很有可能就连杂志封面上的模特也如此认为。她尽力做到符合广告要求。她不仅要“让这件连衣裙穿在身上非常漂亮,让其他女人都想要买”,还得“看起来完美得无懈可击,让其他女人感到非常不安,很想买这件连衣裙以及其他许多东西。让她们追逐你因化妆、包装及粉饰后所表现出来的无法企及的完美。”为此杂志封面努力的一群人确信这就是他们在像你我这样的女人中间所引起的反应。

If you are that model, or you were genetically gifted a physical appearance that happens to align with the current tastes of the dominant culture in which you were born, you are not exempt from that voice in your head.

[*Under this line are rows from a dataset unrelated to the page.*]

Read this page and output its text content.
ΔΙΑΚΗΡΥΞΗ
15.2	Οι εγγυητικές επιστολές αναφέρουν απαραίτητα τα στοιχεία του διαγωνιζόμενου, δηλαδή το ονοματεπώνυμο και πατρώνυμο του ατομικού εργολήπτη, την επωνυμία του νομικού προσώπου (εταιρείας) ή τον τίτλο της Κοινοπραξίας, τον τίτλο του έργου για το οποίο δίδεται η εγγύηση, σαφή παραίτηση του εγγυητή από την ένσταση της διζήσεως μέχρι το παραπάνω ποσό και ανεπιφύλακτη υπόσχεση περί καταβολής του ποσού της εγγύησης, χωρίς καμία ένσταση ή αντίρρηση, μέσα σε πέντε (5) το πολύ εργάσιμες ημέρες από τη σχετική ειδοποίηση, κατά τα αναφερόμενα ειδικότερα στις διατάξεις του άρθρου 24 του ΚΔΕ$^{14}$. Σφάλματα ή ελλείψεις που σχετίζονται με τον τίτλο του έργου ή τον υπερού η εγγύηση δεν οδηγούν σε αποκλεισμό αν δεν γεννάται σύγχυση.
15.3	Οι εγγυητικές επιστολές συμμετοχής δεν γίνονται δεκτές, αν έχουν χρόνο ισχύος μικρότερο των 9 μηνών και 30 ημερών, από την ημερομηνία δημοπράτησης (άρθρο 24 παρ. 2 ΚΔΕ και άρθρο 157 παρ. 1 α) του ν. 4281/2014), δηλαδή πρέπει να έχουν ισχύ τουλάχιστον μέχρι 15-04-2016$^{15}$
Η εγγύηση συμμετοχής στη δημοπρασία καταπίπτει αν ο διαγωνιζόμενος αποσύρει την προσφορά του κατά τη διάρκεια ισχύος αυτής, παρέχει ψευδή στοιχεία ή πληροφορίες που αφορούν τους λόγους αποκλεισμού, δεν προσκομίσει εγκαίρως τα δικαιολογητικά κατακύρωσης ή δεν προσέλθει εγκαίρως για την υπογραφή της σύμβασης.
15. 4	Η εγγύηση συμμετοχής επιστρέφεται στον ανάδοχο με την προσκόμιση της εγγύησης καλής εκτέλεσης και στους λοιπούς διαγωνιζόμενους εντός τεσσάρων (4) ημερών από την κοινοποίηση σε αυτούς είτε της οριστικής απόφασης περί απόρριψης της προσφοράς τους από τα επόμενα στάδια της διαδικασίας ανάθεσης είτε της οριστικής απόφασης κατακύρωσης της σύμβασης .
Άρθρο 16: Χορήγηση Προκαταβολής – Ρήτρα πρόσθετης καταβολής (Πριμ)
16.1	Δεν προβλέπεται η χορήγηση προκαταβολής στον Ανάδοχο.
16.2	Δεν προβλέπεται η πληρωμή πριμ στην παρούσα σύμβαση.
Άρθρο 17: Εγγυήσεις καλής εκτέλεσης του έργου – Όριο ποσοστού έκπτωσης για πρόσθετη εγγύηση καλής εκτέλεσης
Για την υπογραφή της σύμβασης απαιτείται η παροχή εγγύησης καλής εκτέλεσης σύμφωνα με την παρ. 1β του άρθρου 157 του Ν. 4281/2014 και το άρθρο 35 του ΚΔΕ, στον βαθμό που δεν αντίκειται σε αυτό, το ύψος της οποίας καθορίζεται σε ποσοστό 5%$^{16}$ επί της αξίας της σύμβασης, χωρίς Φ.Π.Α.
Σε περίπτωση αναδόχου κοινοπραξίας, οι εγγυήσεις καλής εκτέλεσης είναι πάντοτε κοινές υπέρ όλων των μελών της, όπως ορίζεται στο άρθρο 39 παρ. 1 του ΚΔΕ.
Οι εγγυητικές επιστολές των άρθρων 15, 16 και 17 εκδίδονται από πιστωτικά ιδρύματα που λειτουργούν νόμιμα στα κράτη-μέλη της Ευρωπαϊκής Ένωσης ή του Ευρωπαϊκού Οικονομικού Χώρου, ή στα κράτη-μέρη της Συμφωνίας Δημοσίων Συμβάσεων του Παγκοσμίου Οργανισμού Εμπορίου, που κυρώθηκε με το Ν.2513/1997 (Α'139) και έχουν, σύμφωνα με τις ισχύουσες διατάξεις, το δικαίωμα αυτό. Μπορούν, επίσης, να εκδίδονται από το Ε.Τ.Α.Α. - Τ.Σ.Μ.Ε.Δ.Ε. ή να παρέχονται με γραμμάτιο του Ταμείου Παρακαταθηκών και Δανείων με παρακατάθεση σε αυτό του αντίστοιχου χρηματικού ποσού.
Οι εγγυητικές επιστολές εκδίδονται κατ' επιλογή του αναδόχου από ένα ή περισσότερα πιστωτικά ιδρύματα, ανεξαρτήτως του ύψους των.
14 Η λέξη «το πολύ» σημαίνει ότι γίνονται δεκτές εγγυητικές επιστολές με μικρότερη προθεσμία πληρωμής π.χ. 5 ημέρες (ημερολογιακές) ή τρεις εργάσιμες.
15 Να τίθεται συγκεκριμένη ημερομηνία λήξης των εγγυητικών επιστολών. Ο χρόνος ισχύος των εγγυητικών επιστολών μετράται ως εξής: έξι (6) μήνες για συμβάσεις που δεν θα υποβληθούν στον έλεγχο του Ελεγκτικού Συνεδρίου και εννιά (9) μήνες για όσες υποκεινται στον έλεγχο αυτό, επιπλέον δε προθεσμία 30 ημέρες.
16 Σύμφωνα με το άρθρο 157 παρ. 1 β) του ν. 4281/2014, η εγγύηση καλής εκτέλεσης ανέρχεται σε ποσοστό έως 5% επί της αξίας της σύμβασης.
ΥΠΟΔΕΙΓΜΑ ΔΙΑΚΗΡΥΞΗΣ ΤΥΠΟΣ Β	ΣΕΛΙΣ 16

In fact, some of the most famously beautiful women in our culture have also been the most wracked with self-loathing.

There is a force that is greater than judgment, greater than competition and greater than feeling "less than." That force is faith.

如果你是模特,或者你天生就有一副令人艳羡的外表,而你又恰巧符合当下主流文化的品位,你会很认同上面的说法。事实上,在我们的文化里,大部分有名且美丽的女人中,有些人已经因着自我厌恶而受到严重伤害。但有一股力量,它的威力高于判断、高于竞争甚至高于“不如别人”的感受。这股力量就是信念。

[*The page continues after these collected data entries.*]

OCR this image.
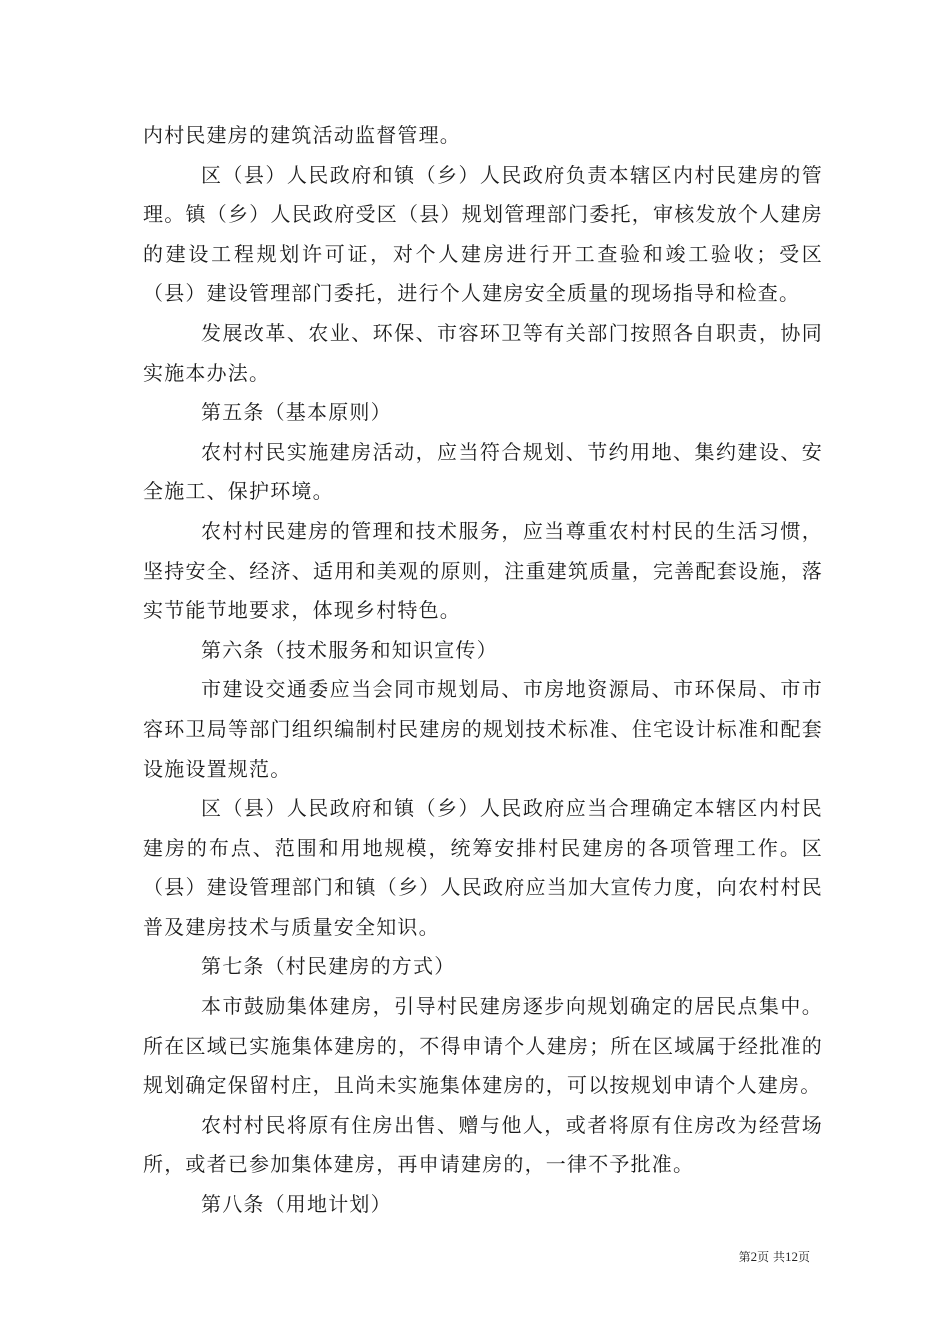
内村民建房的建筑活动监督管理。

区（县）人民政府和镇（乡）人民政府负责本辖区内村民建房的管理。镇（乡）人民政府受区（县）规划管理部门委托，审核发放个人建房的建设工程规划许可证，对个人建房进行开工查验和竣工验收；受区（县）建设管理部门委托，进行个人建房安全质量的现场指导和检查。

发展改革、农业、环保、市容环卫等有关部门按照各自职责，协同实施本办法。

第五条（基本原则）

农村村民实施建房活动，应当符合规划、节约用地、集约建设、安全施工、保护环境。

农村村民建房的管理和技术服务，应当尊重农村村民的生活习惯，坚持安全、经济、适用和美观的原则，注重建筑质量，完善配套设施，落实节能节地要求，体现乡村特色。

第六条（技术服务和知识宣传）

市建设交通委应当会同市规划局、市房地资源局、市环保局、市市容环卫局等部门组织编制村民建房的规划技术标准、住宅设计标准和配套设施设置规范。

区（县）人民政府和镇（乡）人民政府应当合理确定本辖区内村民建房的布点、范围和用地规模，统筹安排村民建房的各项管理工作。区（县）建设管理部门和镇（乡）人民政府应当加大宣传力度，向农村村民普及建房技术与质量安全知识。

第七条（村民建房的方式）

本市鼓励集体建房，引导村民建房逐步向规划确定的居民点集中。所在区域已实施集体建房的，不得申请个人建房；所在区域属于经批准的规划确定保留村庄，且尚未实施集体建房的，可以按规划申请个人建房。

农村村民将原有住房出售、赠与他人，或者将原有住房改为经营场所，或者已参加集体建房，再申请建房的，一律不予批准。

第八条（用地计划）

第2页 共12页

Faith that you are perfect, just as you are, just because you are. Faith that your joy will multiply as soon as you make a concerted effort to stop judging yourself. Faith that the toxic voice in your head is dead wrong and in time, she'll stop shouting so loudly if you start telling her to take a hike. Faith that the man who's right for you won't be comparing your thighs or eyelashes or waistline to anyone else's, and faith that you might miss out on him if you're a master of the comparison game.

相信你是完美的,正如你的本我,你就是完美的。相信只要你尽力不再指责自己,你的快乐就会加倍。相信你脑海中的那个恶魔声音是无用的,如果你让它走开,它就会及时的停止呐喊。相信你的爱人拿你的大腿粗细,睫毛的长短以及腰围的粗细与其他人比较,也要相信如果你玩转这场比较的游戏,你可能就会失去你爱的人。

There's so much that is amazing about you. It's time for us, as women to uncover, cultivate and celebrate our amazingness and leave that toxic voice in the past, where it belongs.

你还有很多让人惊艳的地方。作为女人,我们是时候揭开自己的面纱,培养自己并赞美自己的惊艳之处。把恶魔的声音遗忘在过去,那个只属于它的地方。